Генералу здесь не нравилось. Генерал буквально умирал здесь.
Он просто ненавидел этот город. Город греха и порока, город где студенты учатся до тридцати лет, будучи в содержании у богатеньких дам, город где процветают самые богомерзские пороки и извращения, какие только есть на нашей грешной земле — мужеложство, лесбиянство, содержанство, педофилия. Город опер и парков, город венского шницеля и сахарных тортов. Город чардаша — поганого венгерского танца. Город, где цены таковы, что генерал, весьма состоятельный на родине, чувствовал себя просто нищим. Город, где мужчины, аристократы красят губы красной губной помадой, и это считается нормальным[70] — когда генерал увидел это в первый раз, его чуть не вывернуло наизнанку.

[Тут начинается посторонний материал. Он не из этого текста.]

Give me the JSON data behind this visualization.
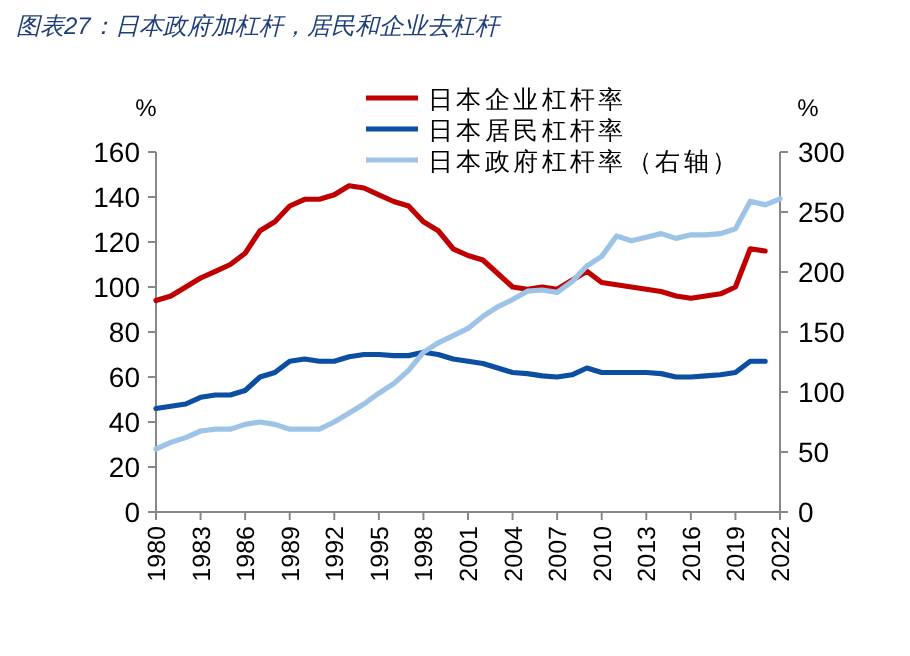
{
  "chart_data": {
    "type": "line",
    "title": "图表27：日本政府加杠杆，居民和企业去杠杆",
    "ylabel": "%",
    "y2label": "%",
    "x": [
      1980,
      1981,
      1982,
      1983,
      1984,
      1985,
      1986,
      1987,
      1988,
      1989,
      1990,
      1991,
      1992,
      1993,
      1994,
      1995,
      1996,
      1997,
      1998,
      1999,
      2000,
      2001,
      2002,
      2003,
      2004,
      2005,
      2006,
      2007,
      2008,
      2009,
      2010,
      2011,
      2012,
      2013,
      2014,
      2015,
      2016,
      2017,
      2018,
      2019,
      2020,
      2021,
      2022
    ],
    "xlim": [
      1980,
      2022
    ],
    "xticks": [
      1980,
      1983,
      1986,
      1989,
      1992,
      1995,
      1998,
      2001,
      2004,
      2007,
      2010,
      2013,
      2016,
      2019,
      2022
    ],
    "ylim": [
      0,
      160
    ],
    "yticks": [
      0,
      20,
      40,
      60,
      80,
      100,
      120,
      140,
      160
    ],
    "y2lim": [
      0,
      300
    ],
    "y2ticks": [
      0,
      50,
      100,
      150,
      200,
      250,
      300
    ],
    "series": [
      {
        "name": "日本企业杠杆率",
        "color": "#c00000",
        "values": [
          94,
          96,
          100,
          104,
          107,
          110,
          115,
          125,
          129,
          136,
          139,
          139,
          141,
          145,
          144,
          141,
          138,
          136,
          129,
          125,
          117,
          114,
          112,
          106,
          100,
          99,
          100,
          99,
          103,
          107,
          102,
          101,
          100,
          99,
          98,
          96,
          95,
          96,
          97,
          100,
          117,
          116,
          null
        ]
      },
      {
        "name": "日本居民杠杆率",
        "color": "#0b4ea2",
        "values": [
          46,
          47,
          48,
          51,
          52,
          52,
          54,
          60,
          62,
          67,
          68,
          67,
          67,
          69,
          70,
          70,
          69.5,
          69.5,
          71,
          70,
          68,
          67,
          66,
          64,
          62,
          61.5,
          60.5,
          60,
          61,
          64,
          62,
          62,
          62,
          62,
          61.5,
          60,
          60,
          60.5,
          61,
          62,
          67,
          67,
          null
        ]
      },
      {
        "name": "日本政府杠杆率（右轴）",
        "color": "#9dc3e6",
        "axis": "y2",
        "values": [
          52.5,
          58,
          62,
          67.5,
          69,
          69,
          73,
          75,
          73,
          69,
          69,
          69,
          75,
          82.5,
          90,
          99,
          107,
          118,
          133,
          141,
          147,
          153,
          163,
          171,
          177,
          184,
          185,
          183,
          192,
          205,
          213,
          230,
          226,
          229,
          232,
          228,
          231,
          231,
          232,
          236,
          259,
          256,
          261
        ]
      }
    ],
    "legend": "top right",
    "grid": false,
    "marker": "none",
    "line_style": "solid"
  }
}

Но генерал служил. Он служил престолу как всегда верно и с усердием, он относился ко всему, что его окружает с известной долей британского скептицизма и самоуверенности. Он просто считал, что это тяготы и лишения воинской службы, и он обязан их претерпевать, будучи слугой Ее величества.
И вот сейчас, уже на старости лет, когда генерал по утрам чувствовал неизбежность подступающей смерти — судьба решила подарить генералу подарок, на который он и не смел уже надеяться. Судьба подарила ему возможность расквитаться с русскими.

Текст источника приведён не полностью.